- Location of Garvin, Minnesota
- Coordinates: 44°12′51″N 95°45′38″W﻿ / ﻿44.21417°N 95.76056°W
- Country: United States
- State: Minnesota
- County: Lyon

Government
- • Type: Mayor – Council
- • Mayor: Jim Julien^{[citation needed]}

Area
- • Total: 0.29 sq mi (0.75 km^{2})
- • Land: 0.28 sq mi (0.72 km^{2})
- • Water: 0.012 sq mi (0.03 km^{2})
- Elevation: 1,539 ft (469 m)

Population (2020)
- • Total: 124
- • Density: 443.5/sq mi (171.23/km^{2})
- Time zone: UTC-6 (Central (CST))
- • Summer (DST): UTC-5 (CDT)
- ZIP code: 56132
- Area code: 507
- FIPS code: 27-23228
- GNIS feature ID: 2394861

= Garvin, Minnesota =

City in Minnesota, United States

Garvin is a city in Lyon County, Minnesota, United States. As of the 2020 census, Garvin had a population of 124.
==History==
Garvin was originally called Terry, for Union general Alfred Terry, and under the latter name was platted in 1886 by the railroad. The present name, for H. C. Garvin, a railroad official, was adopted in 1881.

==Geography==
According to the United States Census Bureau, the city has a total area of 0.28 sqmi, of which 0.27 sqmi is land and 0.01 sqmi is water.

==Demographics==

Historical population
| Census | Pop. | Note | %± |
| 1950 | 264 |  | — |
| 1960 | 205 |  | −22.3% |
| 1970 | 201 |  | −2.0% |
| 1980 | 172 |  | −14.4% |
| 1990 | 149 |  | −13.4% |
| 2000 | 159 |  | 6.7% |
| 2010 | 135 |  | −15.1% |
| 2020 | 124 |  | −8.1% |
U.S. Decennial Census

===2010 census===
As of the census of 2010, there were 135 people, 52 households, and 38 families living in the city. The population density was 500.0 PD/sqmi. There were 62 housing units at an average density of 229.6 /sqmi. The racial makeup of the city was 97.0% White and 3.0% from two or more races.

There were 52 households, of which 32.7% had children under the age of 18 living with them, 55.8% were married couples living together, 11.5% had a female householder with no husband present, 5.8% had a male householder with no wife present, and 26.9% were non-families. 19.2% of all households were made up of individuals. The average household size was 2.60 and the average family size was 2.97.

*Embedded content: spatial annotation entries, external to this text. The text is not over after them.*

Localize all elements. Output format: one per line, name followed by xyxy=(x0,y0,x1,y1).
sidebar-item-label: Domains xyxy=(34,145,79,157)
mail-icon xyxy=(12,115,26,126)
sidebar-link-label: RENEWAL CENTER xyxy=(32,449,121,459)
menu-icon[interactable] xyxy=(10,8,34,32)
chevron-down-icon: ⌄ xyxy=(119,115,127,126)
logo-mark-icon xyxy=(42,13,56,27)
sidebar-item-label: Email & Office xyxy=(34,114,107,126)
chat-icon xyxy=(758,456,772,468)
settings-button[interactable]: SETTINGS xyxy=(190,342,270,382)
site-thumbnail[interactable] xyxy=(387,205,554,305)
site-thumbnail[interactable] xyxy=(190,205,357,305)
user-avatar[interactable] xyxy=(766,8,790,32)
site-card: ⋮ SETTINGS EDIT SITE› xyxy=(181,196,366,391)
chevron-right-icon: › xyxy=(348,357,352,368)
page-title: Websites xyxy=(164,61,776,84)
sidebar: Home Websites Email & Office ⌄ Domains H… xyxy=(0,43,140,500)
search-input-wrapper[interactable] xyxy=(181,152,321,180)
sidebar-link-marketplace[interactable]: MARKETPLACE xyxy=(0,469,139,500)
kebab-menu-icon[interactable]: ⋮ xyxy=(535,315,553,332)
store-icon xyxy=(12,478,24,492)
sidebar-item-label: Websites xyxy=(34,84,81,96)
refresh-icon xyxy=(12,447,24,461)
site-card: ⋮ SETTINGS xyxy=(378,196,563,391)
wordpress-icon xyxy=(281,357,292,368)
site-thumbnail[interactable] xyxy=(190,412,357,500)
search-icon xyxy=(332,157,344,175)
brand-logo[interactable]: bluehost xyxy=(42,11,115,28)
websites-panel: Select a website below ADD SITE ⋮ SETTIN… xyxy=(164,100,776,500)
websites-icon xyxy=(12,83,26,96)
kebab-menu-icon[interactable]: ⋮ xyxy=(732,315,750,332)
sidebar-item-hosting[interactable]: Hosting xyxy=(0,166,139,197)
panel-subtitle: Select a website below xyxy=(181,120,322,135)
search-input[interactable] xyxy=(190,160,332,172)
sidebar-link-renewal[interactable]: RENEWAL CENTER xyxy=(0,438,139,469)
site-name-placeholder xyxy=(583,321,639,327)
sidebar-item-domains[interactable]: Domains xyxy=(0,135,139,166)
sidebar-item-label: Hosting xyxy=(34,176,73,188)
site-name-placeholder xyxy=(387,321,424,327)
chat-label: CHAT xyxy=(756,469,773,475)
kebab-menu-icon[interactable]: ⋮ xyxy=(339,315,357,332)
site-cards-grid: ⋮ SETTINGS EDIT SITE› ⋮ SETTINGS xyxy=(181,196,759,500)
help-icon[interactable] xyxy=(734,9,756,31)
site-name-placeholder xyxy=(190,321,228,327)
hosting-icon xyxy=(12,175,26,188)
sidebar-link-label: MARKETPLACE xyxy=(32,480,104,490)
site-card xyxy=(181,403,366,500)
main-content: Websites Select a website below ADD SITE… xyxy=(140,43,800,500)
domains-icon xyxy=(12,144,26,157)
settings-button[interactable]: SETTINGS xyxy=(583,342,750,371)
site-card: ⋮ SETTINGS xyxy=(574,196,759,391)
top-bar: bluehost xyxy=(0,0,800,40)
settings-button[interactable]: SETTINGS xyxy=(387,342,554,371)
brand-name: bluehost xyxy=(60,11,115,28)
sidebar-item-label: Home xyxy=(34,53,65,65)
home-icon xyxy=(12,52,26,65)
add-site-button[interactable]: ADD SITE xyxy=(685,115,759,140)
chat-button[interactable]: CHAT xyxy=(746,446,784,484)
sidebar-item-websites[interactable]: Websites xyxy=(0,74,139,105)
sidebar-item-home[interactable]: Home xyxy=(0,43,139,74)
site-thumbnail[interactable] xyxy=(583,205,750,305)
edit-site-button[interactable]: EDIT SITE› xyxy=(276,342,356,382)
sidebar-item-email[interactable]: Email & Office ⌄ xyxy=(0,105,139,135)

The median age in the city was 38.5 years. 26.7% of residents were under the age of 18; 5.9% were between the ages of 18 and 24; 27.4% were from 25 to 44; 32.5% were from 45 to 64; and 7.4% were 65 years of age or older. The gender makeup of the city was 54.1% male and 45.9% female.

===2000 census===
As of the census of 2000, there were 159 people, 57 households, and 44 families living in the city. The population density was 590.3 PD/sqmi. There were 68 housing units at an average density of 252.5 /sqmi. The racial makeup of the city was 95.60% White, 3.14% Native American, 0.63% Asian, 0.63% from other races. Hispanic or Latino of any race were 1.26% of the population.

There were 57 households, out of which 45.6% had children under the age of 18 living with them, 61.4% were married couples living together, 5.3% had a female householder with no husband present, and 22.8% were non-families. 19.3% of all households were made up of individuals, and 14.0% had someone living alone who was 65 years of age or older. The average household size was 2.79 and the average family size was 3.20.

In the city, the population was spread out, with 32.1% under the age of 18, 8.2% from 18 to 24, 31.4% from 25 to 44, 18.2% from 45 to 64, and 10.1% who were 65 years of age or older. The median age was 33 years. For every 100 females, there were 112.0 males. For every 100 females age 18 and over, there were 107.7 males.

The median income for a household in the city was $38,750, and the median income for a family was $41,429. Males had a median income of $25,556 versus $18,750 for females. The per capita income for the city was $13,108. About 7.4% of families and 8.2% of the population were below the poverty line, including 3.4% of those under the age of eighteen and 15.4% of those 65 or over.